28. Walk the Line I

648 166 5
                                    

»»————><————««

Seluruh rakyat Enveulla bersorak-sorai melepas kepergian mereka. Teriakan-teriakan semangat dari rakyat memenuhi langit pusat kota. Beberapa memberikan hadiah atau makanan sebagai perbekalan.

"Pangeran! Selamat jalan!"

"Hati-hati di jalan!"

"Cegah perang itu, dan tetap jaga kemakmuran Enveulla, pangeran!"

"Ketiga Duke-ku, selamat jalan!"

"Lady Caitlin, kau inspirasi bagi seluruh perempuan!"

"Tuan! Jaga dirimu baik-baik atau Duchess Ellona akan memecat ku!" Felix juga berada di antara kerumunan itu. Alex yang mendengar teriakan pengawal setianya itu hanya mengangguk sebagai isyarat iya.

Para bangsawan dan rakyat berbondong-bondong memberikan ucapan selamat tinggal. Mereka tidak tahu kalau rombongan itu akan pergi melintasi "dunia lain". Yang mereka tahu, rombongan itu akan pergi ke suatu tempat untuk menyelesaikan "misi" Perdamaian. Tidak ada yang tahu pasti apa misi tersebut. Itu masuk dalam rahasia kerajaan.

Shasta menatap kerumunan rakyat dan bangsawan itu dengan mulut menganga, yang untungnya tertutup oleh masker hitam yang ia kenakan. Dari atas kuda, ia bisa melihat lautan manusia yang mengelilingi mereka. Beberapa penjaga sampai pusing sendiri menanganinya.

Gerbang pusat kota terbuka, mulai dari gerbang utama sampai gerbang paling luar. Tak butuh waktu lama, pasukan mereka telah meninggalkan pusat kota. Pasukan itu tidak terlalu besar, dan juga tidak terlalu kecil. Hanya sebagian kecil dari pasukan kerajaan, keluarga Eden, dan keluarga Lascalles.

Shasta menoleh kebelakang, melihat kerumunan rakyat yang mulai tertinggal.
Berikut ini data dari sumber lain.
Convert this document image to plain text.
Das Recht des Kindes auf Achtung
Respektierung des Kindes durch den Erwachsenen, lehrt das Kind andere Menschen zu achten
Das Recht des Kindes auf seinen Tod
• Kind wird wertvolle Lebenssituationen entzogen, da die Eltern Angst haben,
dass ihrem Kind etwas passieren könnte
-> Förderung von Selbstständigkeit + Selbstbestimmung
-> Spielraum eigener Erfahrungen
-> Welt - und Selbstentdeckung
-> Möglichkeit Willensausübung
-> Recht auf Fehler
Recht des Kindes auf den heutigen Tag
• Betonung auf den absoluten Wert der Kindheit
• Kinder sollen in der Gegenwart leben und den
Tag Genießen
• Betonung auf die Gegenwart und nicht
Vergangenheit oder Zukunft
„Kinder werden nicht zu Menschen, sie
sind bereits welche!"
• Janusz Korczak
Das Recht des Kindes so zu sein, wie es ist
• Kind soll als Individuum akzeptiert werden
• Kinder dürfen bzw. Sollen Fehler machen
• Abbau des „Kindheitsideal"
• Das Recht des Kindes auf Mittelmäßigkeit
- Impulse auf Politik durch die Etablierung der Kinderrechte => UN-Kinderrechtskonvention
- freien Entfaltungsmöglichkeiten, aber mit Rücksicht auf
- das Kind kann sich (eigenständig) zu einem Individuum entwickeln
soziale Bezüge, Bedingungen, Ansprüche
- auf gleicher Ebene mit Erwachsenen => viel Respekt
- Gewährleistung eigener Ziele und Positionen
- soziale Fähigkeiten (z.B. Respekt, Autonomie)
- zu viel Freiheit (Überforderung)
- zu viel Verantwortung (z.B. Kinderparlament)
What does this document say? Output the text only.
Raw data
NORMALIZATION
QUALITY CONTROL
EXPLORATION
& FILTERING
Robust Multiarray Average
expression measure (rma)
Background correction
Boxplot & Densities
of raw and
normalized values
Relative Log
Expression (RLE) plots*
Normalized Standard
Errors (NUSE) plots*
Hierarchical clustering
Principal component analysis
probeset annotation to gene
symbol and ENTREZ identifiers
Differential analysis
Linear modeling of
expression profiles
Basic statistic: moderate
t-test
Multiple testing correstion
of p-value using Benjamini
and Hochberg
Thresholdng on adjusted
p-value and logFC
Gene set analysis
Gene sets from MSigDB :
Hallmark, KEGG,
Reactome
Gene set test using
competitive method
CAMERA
Ini pertama kalinya ia di kerumuni seperti seorang artis. Yah, walau ia sendiri tahu kalau mereka hanya ingin melihat para bangsawan yang ikut dalam "misi" Ini, bukan dirinya.

"Pusat kota sudah tertinggal, percepat laju kuda!" Perintah Alex yang langsung di ikuti seluruh pasukan.

Puluhan kuda itu berlari cepat menyusuri hutan. Itu hanya hutan kecil. Tidak terlalu besar dan lebat. Cahaya matahari masih bisa masuk kedalamnya.

Pasukan mereka terus maju menuju utara, tempat dataran tinggi Enveulla berbaris rapih mengikuti aliran sungai besar. Tujuan pertama mereka adalah Pegunungan Biru, dan waktu tempuh jika menaiki kuda masih 4 jam lagi.

2 jam, kuda mereka terus berlari menyusuri hutan, namun suara air sungai belum terdengar. Theodor memberi isyarat agar yang lain menghentikan kudanya. Jika mereka tidak salah arah, seharusnya suara aliran sungai bisa terdengar dari sini.

"Duke Alexander, peta." Theodor mengulurkan tangannya, meminta peta pada Alex. Pandangannya menyapu seluruh hutan yang semakin lebat.

Alex memberikan peta yang berada di tasnya."Kita berada di jalan yang benar, pangeran. Jika aku tidak salah, setelah keluar dari hutan ini, akan ada padang bunga. Kita bisa langsung melihat kaki Gunung Biru dari sana. Di balik Pegunungan Biru, aliran sungai akan terlihat." Alex menjelaskan posisi peta yang kurang akurat.

Peta itu mengatakan bahwa sungai besar akan mulai terlihat setelah mereka selesai melewati hutan itu. Tidak ada padang bunga yang tergambar di peta tersebut. Peta itu memang kurang akurat karena jalan itu sangat jarang di lalui.

Theodor mengangguk-angguk, mengecek kompasnya. Mereka tidak salah jalan, masih menuju utara. Theodor memberi instruksi pada yang lain.

"Di sebelah timur Pegunungan Biru terdapat Kota Pesisir Pantai yang tak jauh dari pegunungan. Kondisi kota itu sudah mulai pulih, jadi kita bisa bermalam di sana untuk sementara jika waktunya tidak memungkinkan. Namun, jika kita bisa sampai ke ujung Pegunungan Biru sebelum svar 9, di kaki gunung akan di siapkan tenda-tenda penginapan.